Instead, she never left.
- Kirsten Eamon-Shine
- Andy and Annie Skinner and Eric Davis officially assume ownership of Indy CD & Vinyl on Feb. 1, but they are working closely with founder and friend Rick Zeigler to make a smooth transition.
Today Annie, the store's longtime manager, and her husband, Andy Skinner, (who she met at Indy CD & Vinyl and later married) are becoming the new owners, along with their friend Eric Davis. They are buying this stalwart of the local music community (at 806 Broad Ripple Ave.), with the purchase completion scheduled for Feb. 1st. The couple plans to revive its place in central Indiana's music scene and relaunch the business with a new image, some fresh ideas and a great deal of respect for what it already is.

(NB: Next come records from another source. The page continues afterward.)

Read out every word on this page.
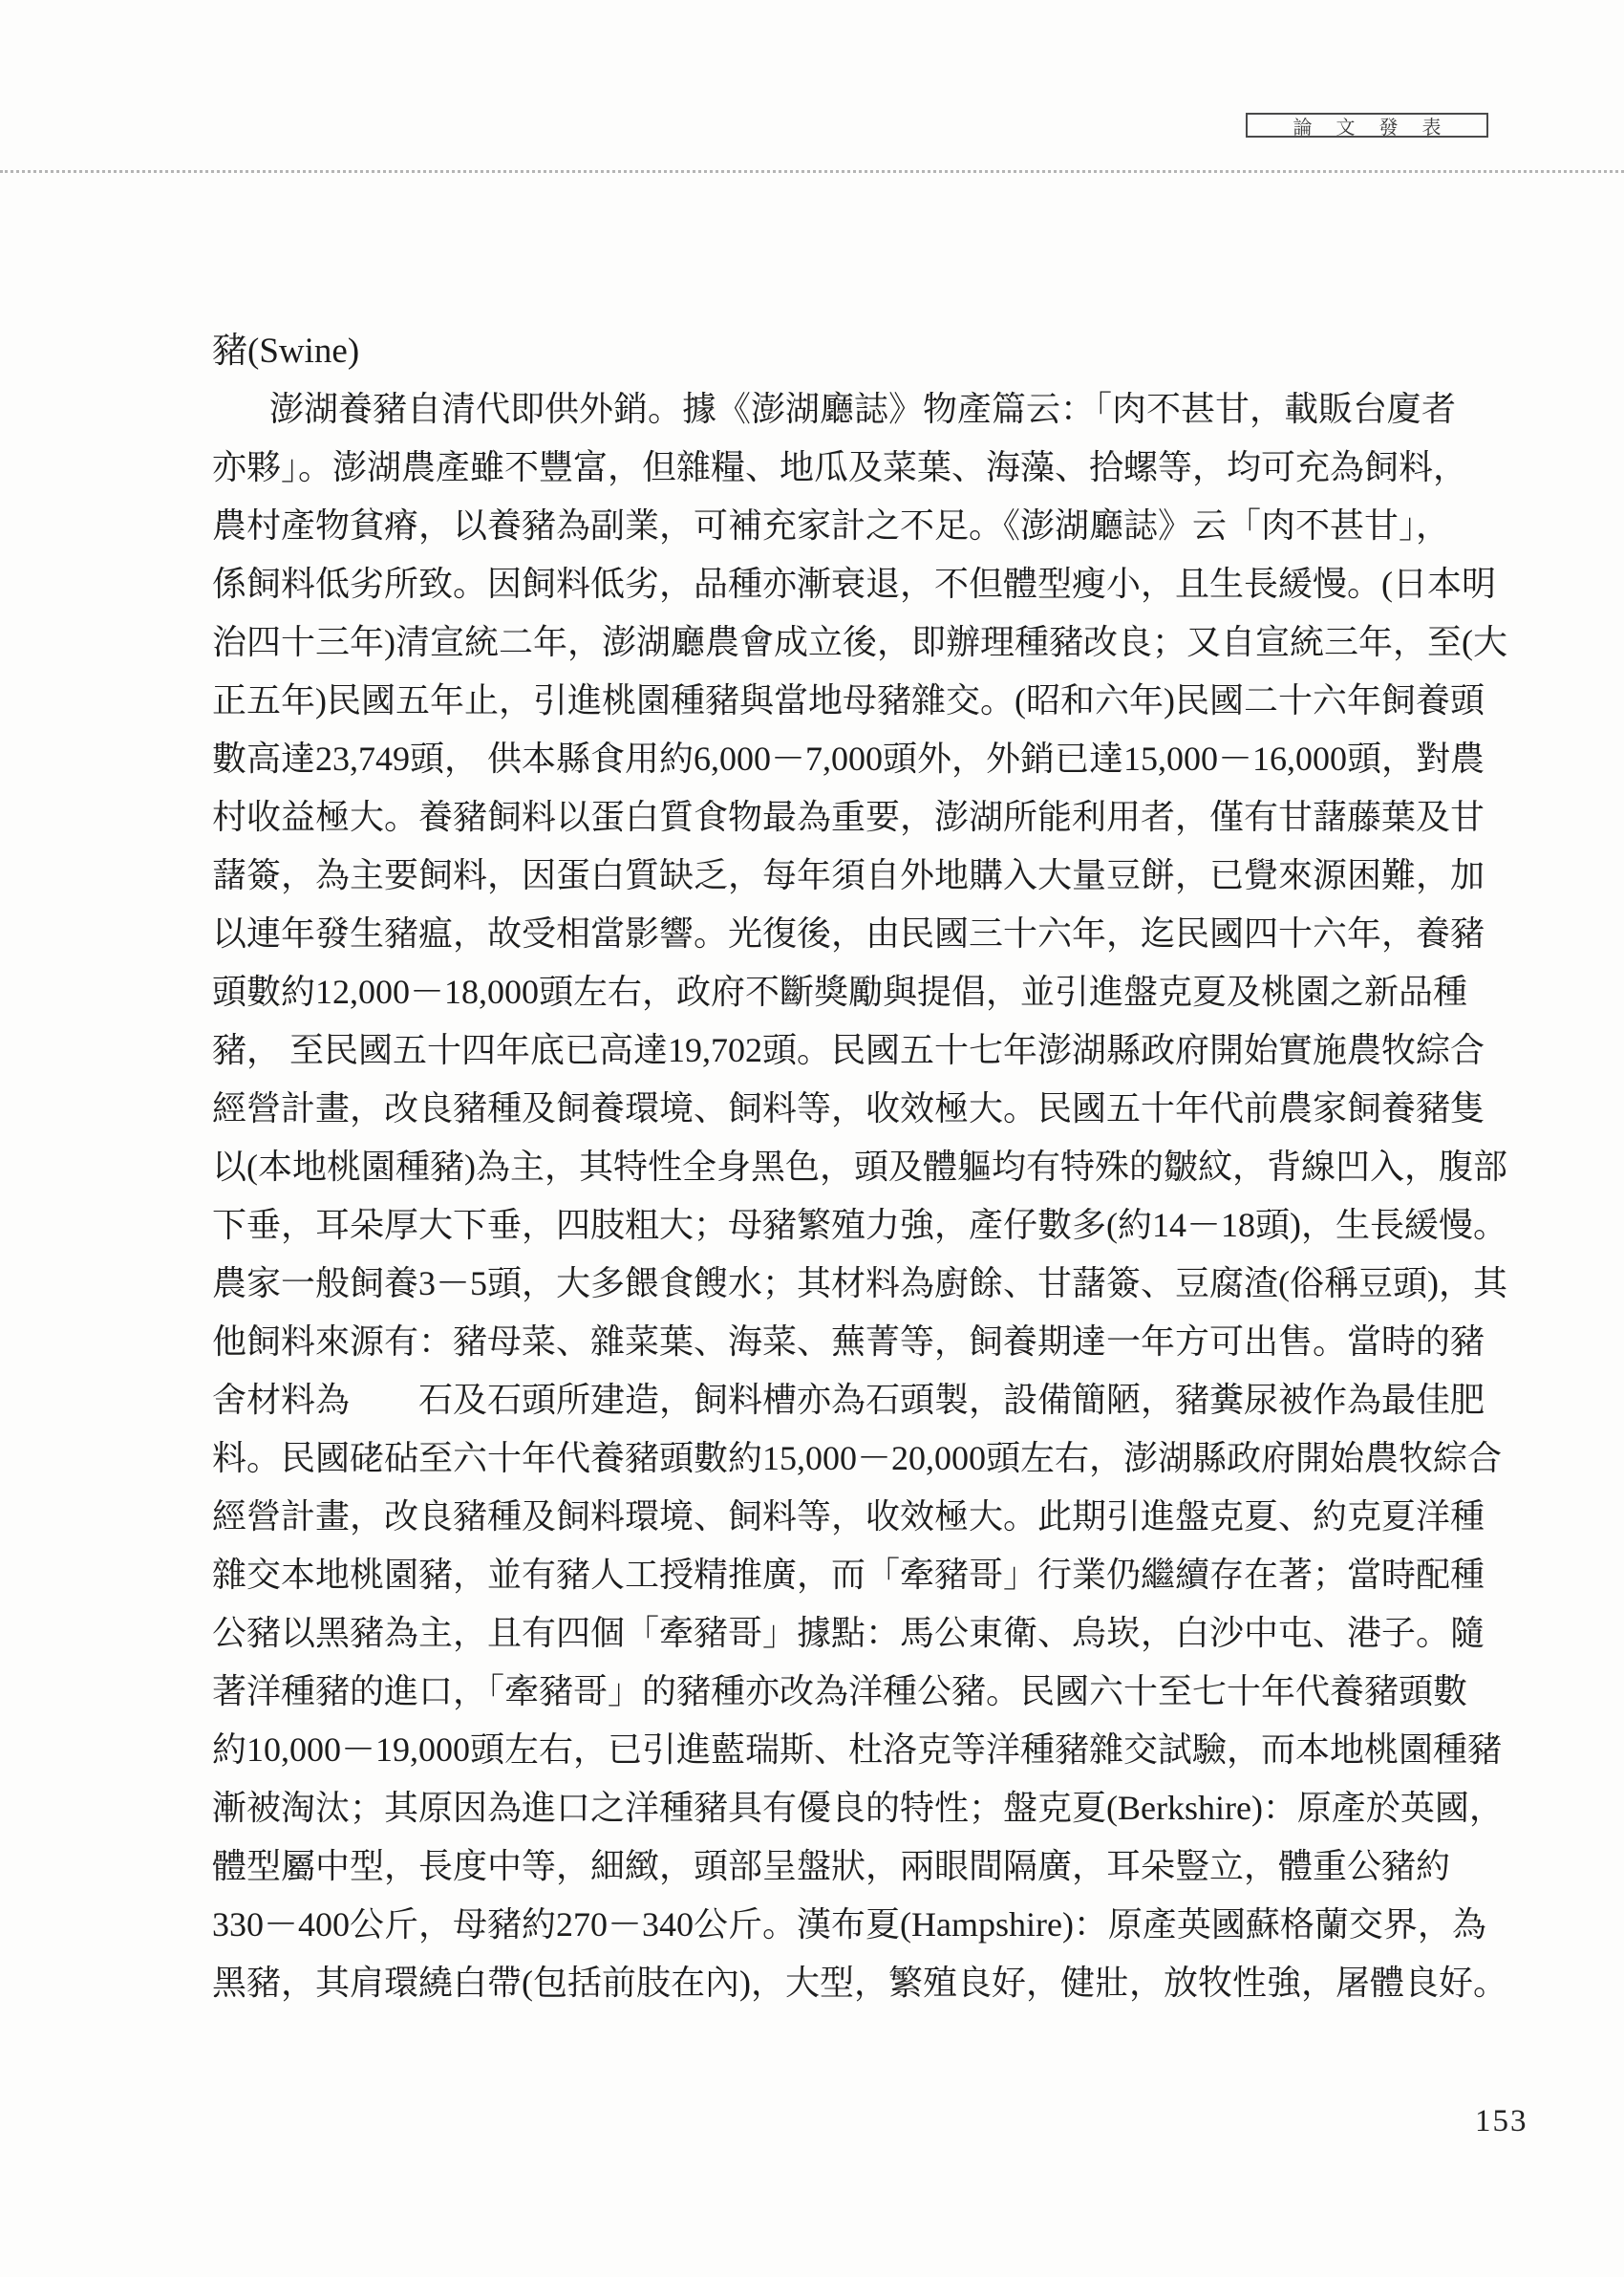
論 文 發 表
豬(Swine)
澎湖養豬自清代即供外銷。據《澎湖廳誌》物產篇云：「肉不甚甘，載販台廈者
亦夥」。澎湖農產雖不豐富，但雜糧、地瓜及菜葉、海藻、拾螺等，均可充為飼料，
農村產物貧瘠，以養豬為副業，可補充家計之不足。《澎湖廳誌》云「肉不甚甘」，
係飼料低劣所致。因飼料低劣，品種亦漸衰退，不但體型瘦小，且生長緩慢。(日本明
治四十三年)清宣統二年，澎湖廳農會成立後，即辦理種豬改良；又自宣統三年，至(大
正五年)民國五年止，引進桃園種豬與當地母豬雜交。(昭和六年)民國二十六年飼養頭
數高達23,749頭， 供本縣食用約6,000－7,000頭外，外銷已達15,000－16,000頭，對農
村收益極大。養豬飼料以蛋白質食物最為重要，澎湖所能利用者，僅有甘藷藤葉及甘
藷簽，為主要飼料，因蛋白質缺乏，每年須自外地購入大量豆餅，已覺來源困難，加
以連年發生豬瘟，故受相當影響。光復後，由民國三十六年，迄民國四十六年，養豬
頭數約12,000－18,000頭左右，政府不斷獎勵與提倡，並引進盤克夏及桃園之新品種
豬， 至民國五十四年底已高達19,702頭。民國五十七年澎湖縣政府開始實施農牧綜合
經營計畫，改良豬種及飼養環境、飼料等，收效極大。民國五十年代前農家飼養豬隻
以(本地桃園種豬)為主，其特性全身黑色，頭及體軀均有特殊的皺紋，背線凹入，腹部
下垂，耳朵厚大下垂，四肢粗大；母豬繁殖力強，產仔數多(約14－18頭)，生長緩慢。
農家一般飼養3－5頭，大多餵食餿水；其材料為廚餘、甘藷簽、豆腐渣(俗稱豆頭)，其
他飼料來源有：豬母菜、雜菜葉、海菜、蕪菁等，飼養期達一年方可出售。當時的豬
舍材料為　　石及石頭所建造，飼料槽亦為石頭製，設備簡陋，豬糞尿被作為最佳肥
料。民國硓砧至六十年代養豬頭數約15,000－20,000頭左右，澎湖縣政府開始農牧綜合
經營計畫，改良豬種及飼料環境、飼料等，收效極大。此期引進盤克夏、約克夏洋種
雜交本地桃園豬，並有豬人工授精推廣，而「牽豬哥」行業仍繼續存在著；當時配種
公豬以黑豬為主，且有四個「牽豬哥」據點：馬公東衛、烏崁，白沙中屯、港子。隨
著洋種豬的進口，「牽豬哥」的豬種亦改為洋種公豬。民國六十至七十年代養豬頭數
約10,000－19,000頭左右，已引進藍瑞斯、杜洛克等洋種豬雜交試驗，而本地桃園種豬
漸被淘汰；其原因為進口之洋種豬具有優良的特性；盤克夏(Berkshire)：原產於英國，
體型屬中型，長度中等，細緻，頭部呈盤狀，兩眼間隔廣，耳朵豎立，體重公豬約
330－400公斤，母豬約270－340公斤。漢布夏(Hampshire)：原產英國蘇格蘭交界，為
黑豬，其肩環繞白帶(包括前肢在內)，大型，繁殖良好，健壯，放牧性強，屠體良好。
153
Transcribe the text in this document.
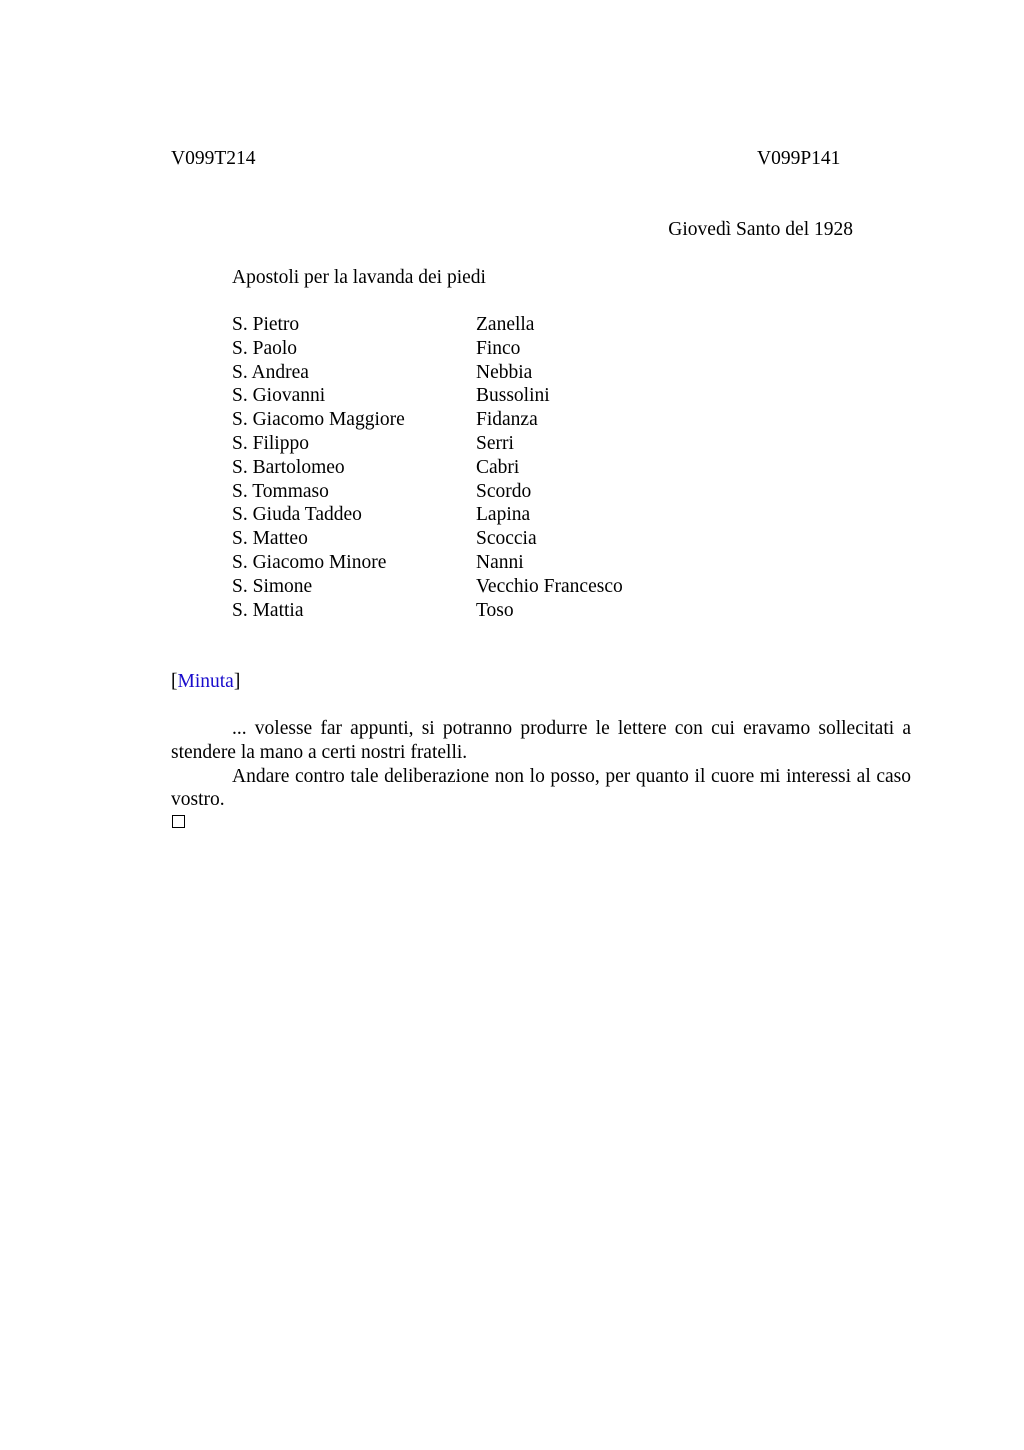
V099T214	V099P141
Giovedì Santo del 1928
Apostoli per la lavanda dei piedi
S. Pietro	Zanella
S. Paolo	Finco
S. Andrea	Nebbia
S. Giovanni	Bussolini
S. Giacomo Maggiore	Fidanza
S. Filippo	Serri
S. Bartolomeo	Cabri
S. Tommaso	Scordo
S. Giuda Taddeo	Lapina
S. Matteo	Scoccia
S. Giacomo Minore	Nanni
S. Simone	Vecchio Francesco
S. Mattia	Toso
[Minuta]

... volesse far appunti, si potranno produrre le lettere con cui eravamo sollecitati a stendere la mano a certi nostri fratelli.

Andare contro tale deliberazione non lo posso, per quanto il cuore mi interessi al caso vostro.
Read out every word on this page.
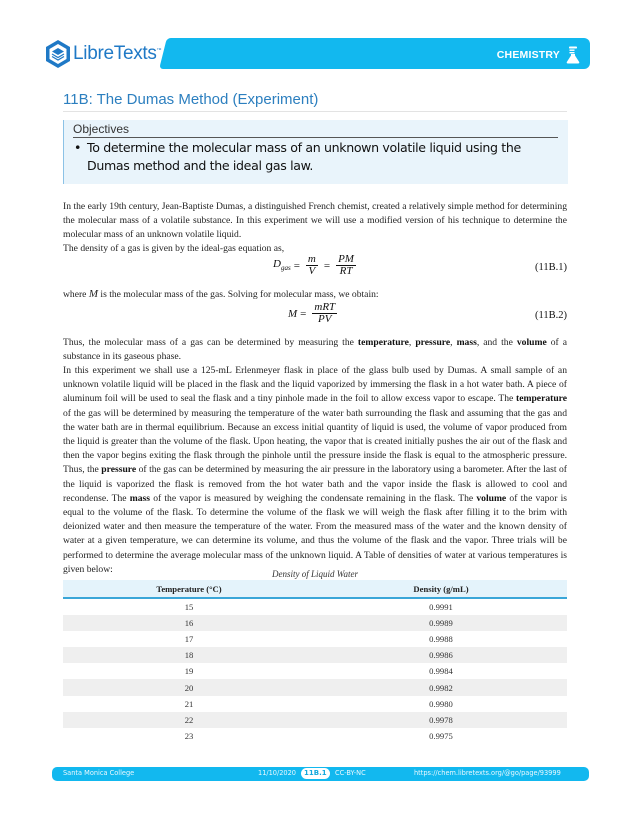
LibreTexts™	CHEMISTRY
11B: The Dumas Method (Experiment)
Objectives
• To determine the molecular mass of an unknown volatile liquid using the Dumas method and the ideal gas law.

In the early 19th century, Jean-Baptiste Dumas, a distinguished French chemist, created a relatively simple method for determining the molecular mass of a volatile substance. In this experiment we will use a modified version of his technique to determine the molecular mass of an unknown volatile liquid.

The density of a gas is given by the ideal-gas equation as,

$D_{gas} = \frac{m}{V} = \frac{PM}{RT}$	(11B.1)

where M is the molecular mass of the gas. Solving for molecular mass, we obtain:

$M = \frac{\text{mRT}}{PV}$	(11B.2)

Thus, the molecular mass of a gas can be determined by measuring the temperature, pressure, mass, and the volume of a substance in its gaseous phase.

In this experiment we shall use a 125-mL Erlenmeyer flask in place of the glass bulb used by Dumas. A small sample of an unknown volatile liquid will be placed in the flask and the liquid vaporized by immersing the flask in a hot water bath. A piece of aluminum foil will be used to seal the flask and a tiny pinhole made in the foil to allow excess vapor to escape. The temperature of the gas will be determined by measuring the temperature of the water bath surrounding the flask and assuming that the gas and the water bath are in thermal equilibrium. Because an excess initial quantity of liquid is used, the volume of vapor produced from the liquid is greater than the volume of the flask. Upon heating, the vapor that is created initially pushes the air out of the flask and then the vapor begins exiting the flask through the pinhole until the pressure inside the flask is equal to the atmospheric pressure. Thus, the pressure of the gas can be determined by measuring the air pressure in the laboratory using a barometer. After the last of the liquid is vaporized the flask is removed from the hot water bath and the vapor inside the flask is allowed to cool and recondense. The mass of the vapor is measured by weighing the condensate remaining in the flask. The volume of the vapor is equal to the volume of the flask. To determine the volume of the flask we will weigh the flask after filling it to the brim with deionized water and then measure the temperature of the water. From the measured mass of the water and the known density of water at a given temperature, we can determine its volume, and thus the volume of the flask and the vapor. Three trials will be performed to determine the average molecular mass of the unknown liquid. A Table of densities of water at various temperatures is given below:	Density of Liquid Water
Temperature (°C)	Density (g/mL)
15	0.9991
16	0.9989
17	0.9988
18	0.9986
19	0.9984
20	0.9982
21	0.9980
22	0.9978
23	0.9975
Santa Monica College	11/10/2020	11B.1	CC-BY-NC	https://chem.libretexts.org/@go/page/93999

We caught up with the Skinners at the just-shoveled Broad Ripple Village storefront, in the midst of a post-storm ceiling-leak cleanup and transitioning meeting with Zeigler. In our conversation they shared their vision, passion and even an over-the-shoulder peek at the development of their new logo, created by Aaron Scamihorn.
The Perfect Next Step
This isn't the first time they've explored the idea of buying the shop. Two years ago, Zeigler offered to sell them the business. But Annie had just graduated with a visual communication design degree from Herron School of Art and Design and was unsure about her next career step.
"I had been on this road for so long," she says. "I wondered if it was what I wanted to continue on."
That changed last fall when Annie, following a maternity leave, returned to the shop. She discovered that Zeigler had let the stock diminish and that there was a bit less spark around the place. When the couple talked with the owner, Zeigler confided that he planned to shut down operations and move to Muncie, Ind., for personal reasons.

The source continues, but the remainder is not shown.